Per quanto riguarda il Regno Unito, a luglio l’indice dei prezzi al consumo ha toccato il 10,1%, il massimo degli ultimi 40 anni, per poi rallentare leggermente ad agosto (9,9%). “Gli economisti sostengono che la Brexit possa provocare un inasprimento dell’inflazione, diminuendo la flessibilità del mercato del lavoro e riducendo la produttività” continuano da PGIM.
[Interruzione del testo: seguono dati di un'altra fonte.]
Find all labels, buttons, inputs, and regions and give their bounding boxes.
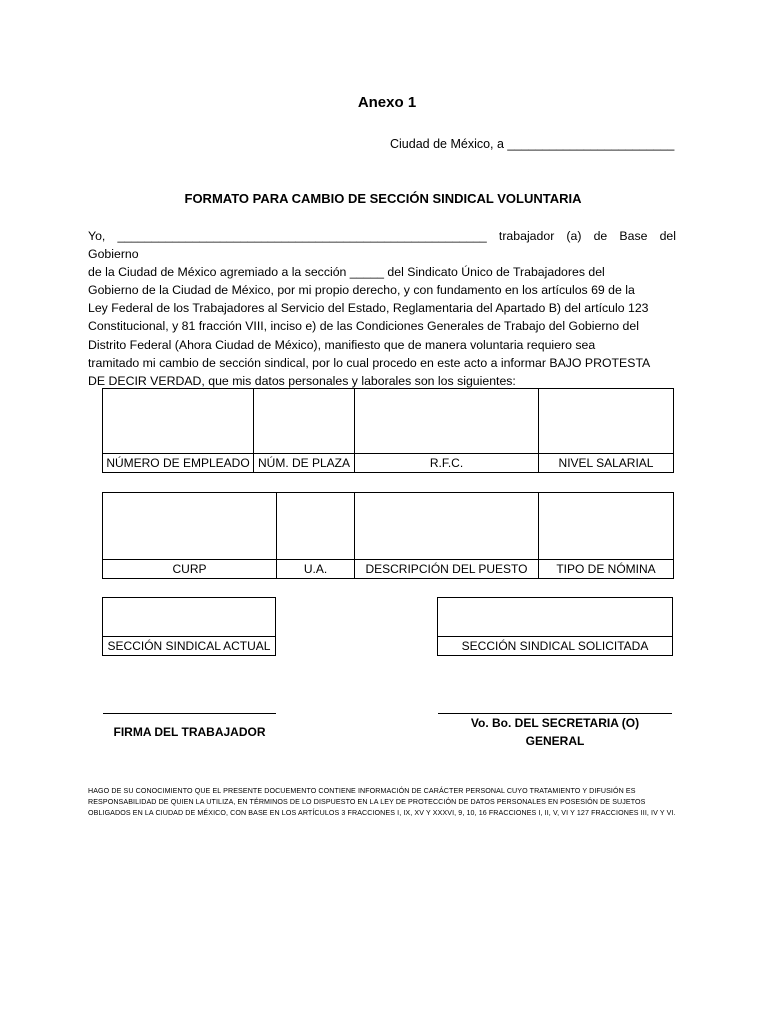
salary-level-label: NIVEL SALARIAL: [539, 454, 674, 473]
employee-data-table: [102, 388, 674, 473]
current-section-table: [102, 597, 276, 656]
position-number-label: NÚM. DE PLAZA: [254, 454, 355, 473]
curp-field[interactable]: [103, 493, 277, 560]
job-description-field[interactable]: [355, 493, 539, 560]
declaration-line: DE DECIR VERDAD, que mis datos personales y laborales son los siguientes:: [88, 373, 516, 388]
declaration-line: tramitado mi cambio de sección sindical, por lo cual procedo en este acto a informar BAJO PROTESTA: [88, 355, 651, 370]
current-section-field[interactable]: [103, 598, 276, 637]
declaration-line: Ley Federal de los Trabajadores al Servicio del Estado, Reglamentaria del Apartado B) del artículo 123: [88, 301, 649, 316]
date-line: Ciudad de México, a ________________________: [390, 137, 675, 151]
rfc-label: R.F.C.: [355, 454, 539, 473]
privacy-notice-line: OBLIGADOS EN LA CIUDAD DE MÉXICO, CON BASE EN LOS ARTÍCULOS 3 FRACCIONES I, IX, XV Y XXXVI, 9, 10, 16 FRACCIONES I, II, V, VI Y 127 FRACCIONES III, IV Y VI.: [88, 809, 676, 818]
ua-label: U.A.: [277, 560, 355, 579]
position-number-field[interactable]: [254, 389, 355, 454]
declaration-line: Constitucional, y 81 fracción VIII, inciso e) de las Condiciones Generales de Trabajo del Gobierno del: [88, 319, 639, 334]
job-description-label: DESCRIPCIÓN DEL PUESTO: [355, 560, 539, 579]
privacy-notice-line: HAGO DE SU CONOCIMIENTO QUE EL PRESENTE DOCUEMENTO CONTIENE INFORMACIÓN DE CARÁCTER PERSONAL CUYO TRATAMIENTO Y DIFUSIÓN ES: [88, 787, 636, 795]
worker-signature-line[interactable]: [103, 713, 276, 714]
privacy-notice: [88, 786, 676, 820]
declaration-line: Distrito Federal (Ahora Ciudad de México), manifiesto que de manera voluntaria requiero sea: [88, 337, 596, 352]
current-section-label: SECCIÓN SINDICAL ACTUAL: [103, 637, 276, 656]
rfc-field[interactable]: [355, 389, 539, 454]
document-title: Anexo 1: [357, 94, 417, 111]
declaration-line: Yo, ______________________________________________________ trabajador (a) de Base del Gobierno: [88, 229, 676, 262]
employee-number-label: NÚMERO DE EMPLEADO: [103, 454, 254, 473]
declaration-line: Gobierno de la Ciudad de México, por mi propio derecho, y con fundamento en los artículos 69 de la: [88, 283, 635, 298]
salary-level-field[interactable]: [539, 389, 674, 454]
position-data-table: [102, 492, 674, 579]
payroll-type-field[interactable]: [539, 493, 674, 560]
declaration-text: [88, 227, 676, 390]
payroll-type-label: TIPO DE NÓMINA: [539, 560, 674, 579]
curp-label: CURP: [103, 560, 277, 579]
ua-field[interactable]: [277, 493, 355, 560]
requested-section-table: [437, 597, 673, 656]
secretary-signature-label-line2: GENERAL: [525, 734, 585, 748]
requested-section-field[interactable]: [438, 598, 673, 637]
privacy-notice-line: RESPONSABILIDAD DE QUIEN LA UTILIZA, EN TÉRMINOS DE LO DISPUESTO EN LA LEY DE PROTECCIÓN DE DATOS PERSONALES EN POSESIÓN DE SUJETOS: [88, 798, 646, 807]
secretary-signature-label: [438, 714, 672, 750]
employee-number-field[interactable]: [103, 389, 254, 454]
secretary-signature-label-line1: Vo. Bo. DEL SECRETARIA (O): [470, 716, 640, 730]
declaration-line: de la Ciudad de México agremiado a la sección _____ del Sindicato Único de Trabajadores del: [88, 265, 605, 280]
requested-section-label: SECCIÓN SINDICAL SOLICITADA: [438, 637, 673, 656]
form-heading: FORMATO PARA CAMBIO DE SECCIÓN SINDICAL VOLUNTARIA: [184, 191, 582, 206]
worker-signature-label: FIRMA DEL TRABAJADOR: [113, 725, 266, 739]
In conclusione, “fino a quando non finirà la guerra che coinvolge la Russia, è probabile che l’inflazione in Europa rimanga elevata e le pressioni sulla zona euro e sulla Gran Bretagna della Brexit potrebbero persistere”.

Asia, porto sereno lontano dall’inflazione

Anche se in Asia si prevede un aumento dell’inflazione, la pressione sui prezzi risulta decisamente minore. Secondo l’Asian Development Bank, l’inflazione regionale dei paesi dell’Asia salirà al 3,7% nel 2022, per poi scendere al 3,1% nel 2023. D’altronde, qui è minore la dipendenza da quei prodotti alimentari, come il grano, i cui prezzi sono schizzati verso l’alto.

In Giappone, poi, “dopo anni di deflazione, attualmente non si registra praticamente nessuna trasmissione dell’inflazione nell’economia” continuano da PGIM. “Benché il Giappone sia esposto agli stessi aumenti dei prezzi delle materie prime di altri Paesi, per ora l’inflazione sta registrando un aumento molto limitato. In questo Paese la psicologia è diversa, dopo anni di prezzi in diminuzione: le aziende temono un contraccolpo qualora aumentassero i prezzi, mentre i lavoratori, dopo decenni di retribuzioni stagnanti, non osano chiedere salari più alti”. L’unico fattore che potrebbe scaldare i prezzi sarebbe la debolezza dello yen, arrivato sui minimi ventennali rispetto al dollaro.